Yah, seperti yang sudah diduga-duga. Duo jenius yang menjadi perwakilan tahun lalu sudah pasti kembali masuk nominasi tahun ini. Mereka kembali dengan persiapan yang jauh lebih matang daripada sebelumnya. Mungkin gadis bernama Chiquita itu bisa memberikan hasil yang lebih baik. Juga Lala yang kemungkinan besar akan menjadi satu-satunya perwakilan SMA Major yang mendapat juara satu olimpiade nasional fisika berturut-turut.

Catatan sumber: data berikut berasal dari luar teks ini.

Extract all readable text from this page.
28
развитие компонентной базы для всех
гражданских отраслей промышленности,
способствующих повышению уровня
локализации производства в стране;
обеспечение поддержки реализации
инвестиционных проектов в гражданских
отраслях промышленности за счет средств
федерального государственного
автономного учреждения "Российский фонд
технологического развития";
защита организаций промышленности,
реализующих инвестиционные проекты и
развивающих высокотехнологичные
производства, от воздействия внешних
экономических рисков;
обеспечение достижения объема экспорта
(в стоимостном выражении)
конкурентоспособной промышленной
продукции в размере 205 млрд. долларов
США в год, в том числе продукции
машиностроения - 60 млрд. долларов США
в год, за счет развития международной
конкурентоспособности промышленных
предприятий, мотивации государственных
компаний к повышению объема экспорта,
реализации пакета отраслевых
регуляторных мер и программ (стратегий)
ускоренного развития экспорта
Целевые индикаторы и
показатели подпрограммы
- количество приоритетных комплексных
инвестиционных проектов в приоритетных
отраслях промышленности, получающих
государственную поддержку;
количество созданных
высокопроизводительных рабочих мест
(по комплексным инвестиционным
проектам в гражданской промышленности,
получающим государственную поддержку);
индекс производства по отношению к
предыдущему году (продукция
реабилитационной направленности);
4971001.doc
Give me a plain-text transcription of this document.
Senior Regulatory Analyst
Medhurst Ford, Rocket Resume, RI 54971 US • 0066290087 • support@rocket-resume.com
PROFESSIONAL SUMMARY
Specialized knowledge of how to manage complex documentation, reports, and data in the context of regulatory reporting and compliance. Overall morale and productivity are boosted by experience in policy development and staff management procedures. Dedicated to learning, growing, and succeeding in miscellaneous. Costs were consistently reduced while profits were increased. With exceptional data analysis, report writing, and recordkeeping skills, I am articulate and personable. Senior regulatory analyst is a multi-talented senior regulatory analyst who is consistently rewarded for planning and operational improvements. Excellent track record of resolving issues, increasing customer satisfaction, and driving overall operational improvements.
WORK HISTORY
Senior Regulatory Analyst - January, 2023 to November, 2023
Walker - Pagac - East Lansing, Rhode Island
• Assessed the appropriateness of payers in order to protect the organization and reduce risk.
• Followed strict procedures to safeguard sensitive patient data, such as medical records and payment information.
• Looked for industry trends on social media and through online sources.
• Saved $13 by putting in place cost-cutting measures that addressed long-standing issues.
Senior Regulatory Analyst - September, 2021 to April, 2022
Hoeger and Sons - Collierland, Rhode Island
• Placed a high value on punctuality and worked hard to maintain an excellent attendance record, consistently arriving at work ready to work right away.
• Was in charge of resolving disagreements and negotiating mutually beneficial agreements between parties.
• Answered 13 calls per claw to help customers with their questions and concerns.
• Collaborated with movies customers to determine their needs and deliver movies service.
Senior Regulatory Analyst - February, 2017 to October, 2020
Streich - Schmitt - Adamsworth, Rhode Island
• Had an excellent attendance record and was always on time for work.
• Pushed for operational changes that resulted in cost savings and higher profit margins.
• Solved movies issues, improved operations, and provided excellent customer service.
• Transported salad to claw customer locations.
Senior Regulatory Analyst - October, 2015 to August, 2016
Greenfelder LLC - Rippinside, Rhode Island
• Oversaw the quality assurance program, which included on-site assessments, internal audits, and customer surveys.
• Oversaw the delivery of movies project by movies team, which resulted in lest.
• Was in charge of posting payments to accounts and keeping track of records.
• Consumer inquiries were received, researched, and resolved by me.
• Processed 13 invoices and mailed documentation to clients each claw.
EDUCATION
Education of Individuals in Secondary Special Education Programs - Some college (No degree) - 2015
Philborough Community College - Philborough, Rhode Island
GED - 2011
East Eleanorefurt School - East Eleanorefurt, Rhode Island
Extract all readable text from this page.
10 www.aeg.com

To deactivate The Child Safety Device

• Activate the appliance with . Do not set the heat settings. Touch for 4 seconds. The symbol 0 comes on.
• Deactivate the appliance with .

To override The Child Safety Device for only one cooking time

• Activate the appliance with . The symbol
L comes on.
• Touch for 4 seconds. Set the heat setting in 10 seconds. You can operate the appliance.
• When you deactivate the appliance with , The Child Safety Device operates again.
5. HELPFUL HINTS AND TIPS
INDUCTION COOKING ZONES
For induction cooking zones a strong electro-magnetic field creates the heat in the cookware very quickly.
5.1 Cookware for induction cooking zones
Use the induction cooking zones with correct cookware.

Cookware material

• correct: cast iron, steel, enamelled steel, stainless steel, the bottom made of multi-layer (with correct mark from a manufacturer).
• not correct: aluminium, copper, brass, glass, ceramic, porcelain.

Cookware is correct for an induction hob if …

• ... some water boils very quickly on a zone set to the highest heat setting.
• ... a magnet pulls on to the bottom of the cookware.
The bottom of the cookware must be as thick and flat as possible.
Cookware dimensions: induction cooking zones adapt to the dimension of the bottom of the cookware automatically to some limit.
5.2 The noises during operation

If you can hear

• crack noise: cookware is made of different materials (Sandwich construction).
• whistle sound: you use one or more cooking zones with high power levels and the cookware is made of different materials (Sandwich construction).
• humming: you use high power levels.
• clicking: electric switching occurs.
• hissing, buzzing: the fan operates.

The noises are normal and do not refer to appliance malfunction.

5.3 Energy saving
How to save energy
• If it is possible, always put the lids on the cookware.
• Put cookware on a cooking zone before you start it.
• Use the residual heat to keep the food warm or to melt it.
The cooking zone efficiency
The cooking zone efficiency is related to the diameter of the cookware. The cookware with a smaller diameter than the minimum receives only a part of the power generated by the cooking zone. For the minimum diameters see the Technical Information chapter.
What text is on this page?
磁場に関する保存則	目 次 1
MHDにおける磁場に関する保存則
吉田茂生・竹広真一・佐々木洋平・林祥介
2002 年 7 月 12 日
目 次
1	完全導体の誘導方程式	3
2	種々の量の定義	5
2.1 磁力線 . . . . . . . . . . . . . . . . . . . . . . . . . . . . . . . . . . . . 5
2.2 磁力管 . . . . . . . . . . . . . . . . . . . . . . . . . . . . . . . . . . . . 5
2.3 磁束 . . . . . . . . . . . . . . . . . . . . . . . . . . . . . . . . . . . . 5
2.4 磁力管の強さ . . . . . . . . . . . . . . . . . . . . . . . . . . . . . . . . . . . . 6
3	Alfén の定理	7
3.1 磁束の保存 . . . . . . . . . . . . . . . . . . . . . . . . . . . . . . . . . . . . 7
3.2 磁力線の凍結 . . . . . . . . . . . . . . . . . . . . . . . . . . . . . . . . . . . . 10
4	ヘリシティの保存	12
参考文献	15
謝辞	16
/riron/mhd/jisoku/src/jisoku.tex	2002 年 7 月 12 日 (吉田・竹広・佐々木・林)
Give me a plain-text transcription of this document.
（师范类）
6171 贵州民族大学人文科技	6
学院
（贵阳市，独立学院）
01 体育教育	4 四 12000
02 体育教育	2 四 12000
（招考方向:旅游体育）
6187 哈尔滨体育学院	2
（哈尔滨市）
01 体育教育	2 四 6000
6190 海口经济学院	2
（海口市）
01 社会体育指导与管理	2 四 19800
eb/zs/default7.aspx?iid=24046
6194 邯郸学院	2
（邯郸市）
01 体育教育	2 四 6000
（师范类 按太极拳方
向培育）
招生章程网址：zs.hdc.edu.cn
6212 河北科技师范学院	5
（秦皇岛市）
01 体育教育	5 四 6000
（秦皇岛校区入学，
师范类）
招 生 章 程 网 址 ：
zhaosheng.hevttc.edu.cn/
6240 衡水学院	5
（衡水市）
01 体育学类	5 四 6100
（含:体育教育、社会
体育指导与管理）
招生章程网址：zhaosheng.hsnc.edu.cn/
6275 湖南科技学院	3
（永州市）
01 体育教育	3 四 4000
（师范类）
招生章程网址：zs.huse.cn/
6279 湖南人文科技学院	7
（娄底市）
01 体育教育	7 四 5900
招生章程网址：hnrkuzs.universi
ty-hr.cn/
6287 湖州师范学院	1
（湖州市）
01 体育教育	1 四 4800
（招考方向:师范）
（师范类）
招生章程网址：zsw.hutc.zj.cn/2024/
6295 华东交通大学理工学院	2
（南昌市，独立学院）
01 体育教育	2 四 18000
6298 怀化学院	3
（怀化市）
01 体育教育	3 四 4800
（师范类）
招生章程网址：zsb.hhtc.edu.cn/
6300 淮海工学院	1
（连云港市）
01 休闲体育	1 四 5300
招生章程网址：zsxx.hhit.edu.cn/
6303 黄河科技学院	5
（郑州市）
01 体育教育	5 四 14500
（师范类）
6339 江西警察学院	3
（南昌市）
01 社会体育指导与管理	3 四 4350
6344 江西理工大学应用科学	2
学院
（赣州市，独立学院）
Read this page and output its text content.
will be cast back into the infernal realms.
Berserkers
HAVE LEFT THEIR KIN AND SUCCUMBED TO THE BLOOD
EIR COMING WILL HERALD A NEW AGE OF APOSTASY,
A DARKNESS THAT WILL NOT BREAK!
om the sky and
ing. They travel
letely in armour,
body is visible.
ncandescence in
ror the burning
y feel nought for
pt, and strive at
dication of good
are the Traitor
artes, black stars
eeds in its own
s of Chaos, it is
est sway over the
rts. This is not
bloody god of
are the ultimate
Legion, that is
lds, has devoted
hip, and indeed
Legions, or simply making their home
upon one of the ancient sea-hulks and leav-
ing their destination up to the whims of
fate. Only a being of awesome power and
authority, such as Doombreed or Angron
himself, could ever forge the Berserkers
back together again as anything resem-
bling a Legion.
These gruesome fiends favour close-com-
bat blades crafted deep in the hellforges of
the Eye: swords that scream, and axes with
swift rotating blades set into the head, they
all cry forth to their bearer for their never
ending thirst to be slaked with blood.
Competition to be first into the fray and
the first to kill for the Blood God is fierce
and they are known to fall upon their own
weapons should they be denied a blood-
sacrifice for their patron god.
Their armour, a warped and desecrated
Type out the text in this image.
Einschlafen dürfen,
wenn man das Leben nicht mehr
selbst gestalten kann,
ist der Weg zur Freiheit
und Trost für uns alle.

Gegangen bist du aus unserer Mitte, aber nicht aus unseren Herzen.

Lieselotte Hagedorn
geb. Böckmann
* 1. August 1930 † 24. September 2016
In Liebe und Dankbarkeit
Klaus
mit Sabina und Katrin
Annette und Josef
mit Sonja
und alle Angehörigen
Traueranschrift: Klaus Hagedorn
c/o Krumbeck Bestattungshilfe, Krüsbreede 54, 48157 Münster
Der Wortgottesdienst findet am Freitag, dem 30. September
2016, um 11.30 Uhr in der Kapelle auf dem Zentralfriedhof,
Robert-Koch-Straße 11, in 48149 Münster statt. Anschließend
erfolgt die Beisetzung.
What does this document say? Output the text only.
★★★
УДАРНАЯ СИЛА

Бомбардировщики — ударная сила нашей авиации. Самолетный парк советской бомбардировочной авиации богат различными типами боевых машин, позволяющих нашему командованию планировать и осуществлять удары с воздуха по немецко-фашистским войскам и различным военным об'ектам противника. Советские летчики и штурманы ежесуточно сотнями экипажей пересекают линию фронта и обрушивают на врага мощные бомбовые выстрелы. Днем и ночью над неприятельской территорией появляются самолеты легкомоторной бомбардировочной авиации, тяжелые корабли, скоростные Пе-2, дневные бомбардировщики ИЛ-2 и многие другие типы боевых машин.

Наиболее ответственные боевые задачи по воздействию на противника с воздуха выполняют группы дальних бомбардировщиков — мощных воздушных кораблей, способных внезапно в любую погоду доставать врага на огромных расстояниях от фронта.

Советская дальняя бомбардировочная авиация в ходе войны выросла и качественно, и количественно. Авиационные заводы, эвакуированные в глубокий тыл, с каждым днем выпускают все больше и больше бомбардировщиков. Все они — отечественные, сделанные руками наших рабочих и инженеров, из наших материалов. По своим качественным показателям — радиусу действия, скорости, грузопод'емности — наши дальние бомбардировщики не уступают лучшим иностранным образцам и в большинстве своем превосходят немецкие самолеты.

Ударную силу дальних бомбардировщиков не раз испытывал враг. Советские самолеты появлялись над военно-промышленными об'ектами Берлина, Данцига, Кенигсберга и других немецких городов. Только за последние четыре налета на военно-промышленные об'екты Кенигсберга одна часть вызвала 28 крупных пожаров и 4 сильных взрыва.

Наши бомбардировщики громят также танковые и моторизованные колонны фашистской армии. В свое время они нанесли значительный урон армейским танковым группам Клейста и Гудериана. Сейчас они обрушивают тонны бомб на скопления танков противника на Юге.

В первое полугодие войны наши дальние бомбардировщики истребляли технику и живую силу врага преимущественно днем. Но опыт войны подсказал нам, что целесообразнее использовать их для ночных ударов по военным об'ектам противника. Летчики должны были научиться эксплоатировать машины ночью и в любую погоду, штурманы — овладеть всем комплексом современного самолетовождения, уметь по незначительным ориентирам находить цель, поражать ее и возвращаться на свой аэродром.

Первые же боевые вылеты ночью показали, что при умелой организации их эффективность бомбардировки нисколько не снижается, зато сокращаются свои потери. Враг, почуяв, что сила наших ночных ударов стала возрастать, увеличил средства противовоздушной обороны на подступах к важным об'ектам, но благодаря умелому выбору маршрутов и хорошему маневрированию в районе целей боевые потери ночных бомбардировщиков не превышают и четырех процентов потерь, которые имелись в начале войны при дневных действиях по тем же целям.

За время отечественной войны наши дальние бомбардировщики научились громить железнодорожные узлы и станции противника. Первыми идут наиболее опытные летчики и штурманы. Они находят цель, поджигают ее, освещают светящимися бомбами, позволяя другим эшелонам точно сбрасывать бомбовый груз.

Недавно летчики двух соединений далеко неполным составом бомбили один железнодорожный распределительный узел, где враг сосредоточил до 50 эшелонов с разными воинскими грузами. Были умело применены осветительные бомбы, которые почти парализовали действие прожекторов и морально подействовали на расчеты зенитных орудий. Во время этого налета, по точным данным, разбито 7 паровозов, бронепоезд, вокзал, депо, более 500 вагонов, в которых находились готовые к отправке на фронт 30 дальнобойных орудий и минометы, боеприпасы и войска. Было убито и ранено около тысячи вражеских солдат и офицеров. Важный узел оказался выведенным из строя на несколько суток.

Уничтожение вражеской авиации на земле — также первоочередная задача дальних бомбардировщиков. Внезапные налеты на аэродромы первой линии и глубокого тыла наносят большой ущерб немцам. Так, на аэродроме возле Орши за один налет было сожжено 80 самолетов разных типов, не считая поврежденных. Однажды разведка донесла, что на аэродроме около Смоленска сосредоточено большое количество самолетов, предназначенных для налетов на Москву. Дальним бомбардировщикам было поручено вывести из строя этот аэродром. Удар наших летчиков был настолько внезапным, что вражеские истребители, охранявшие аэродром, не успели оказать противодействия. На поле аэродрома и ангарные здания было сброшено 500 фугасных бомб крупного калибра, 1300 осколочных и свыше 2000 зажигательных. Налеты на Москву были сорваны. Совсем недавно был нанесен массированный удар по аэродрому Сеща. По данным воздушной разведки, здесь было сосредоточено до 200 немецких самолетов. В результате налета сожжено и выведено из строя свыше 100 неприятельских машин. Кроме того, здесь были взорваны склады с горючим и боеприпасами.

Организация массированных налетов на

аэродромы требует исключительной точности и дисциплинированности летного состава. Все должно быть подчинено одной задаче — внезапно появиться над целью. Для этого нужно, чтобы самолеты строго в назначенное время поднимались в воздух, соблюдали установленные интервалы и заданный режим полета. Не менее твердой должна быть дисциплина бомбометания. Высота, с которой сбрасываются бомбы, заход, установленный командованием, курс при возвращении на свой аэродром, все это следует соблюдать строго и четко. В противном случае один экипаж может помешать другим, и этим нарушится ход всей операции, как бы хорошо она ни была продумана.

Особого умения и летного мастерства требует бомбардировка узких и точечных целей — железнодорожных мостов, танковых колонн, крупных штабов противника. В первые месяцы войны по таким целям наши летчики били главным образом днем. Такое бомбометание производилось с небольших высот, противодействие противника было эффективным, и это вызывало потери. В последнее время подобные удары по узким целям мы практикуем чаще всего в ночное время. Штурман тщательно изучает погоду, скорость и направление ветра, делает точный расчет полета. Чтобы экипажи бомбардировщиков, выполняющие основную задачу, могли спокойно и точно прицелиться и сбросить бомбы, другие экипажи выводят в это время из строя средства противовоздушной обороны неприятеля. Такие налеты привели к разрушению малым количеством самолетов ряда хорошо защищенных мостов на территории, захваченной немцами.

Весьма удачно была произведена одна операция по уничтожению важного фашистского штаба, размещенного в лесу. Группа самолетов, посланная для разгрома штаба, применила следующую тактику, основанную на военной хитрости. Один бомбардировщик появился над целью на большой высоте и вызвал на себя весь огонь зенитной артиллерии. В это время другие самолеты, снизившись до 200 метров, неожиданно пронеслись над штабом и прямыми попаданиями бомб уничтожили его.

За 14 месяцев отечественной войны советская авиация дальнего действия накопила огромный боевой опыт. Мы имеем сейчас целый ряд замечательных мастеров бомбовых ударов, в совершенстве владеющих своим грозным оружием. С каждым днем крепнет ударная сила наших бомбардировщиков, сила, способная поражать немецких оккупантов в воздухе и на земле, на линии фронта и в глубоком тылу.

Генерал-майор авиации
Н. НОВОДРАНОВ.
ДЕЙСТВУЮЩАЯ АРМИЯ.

Pengumuman selesai, para siswa tentunya tak bisa langsung tenang. Mereka sibuk membicarakan dan bertaruh siapa yang akan menjadi perwakilan SMA Major tahun ini. Dan lebih dari sembilan puluh lima persen meyakini jikalau Lala akan kembali menjadi perwakilan, kemudian menang dengan mudah.

Salah seorang yang mempercayai hal itu adalah Dika. Lelaki itu merasa begitu bangga hanya dengan mendengar nama gadisnya disebutkan pada peringkat pertama. Sepertinya dia harus mengadakan perayaan.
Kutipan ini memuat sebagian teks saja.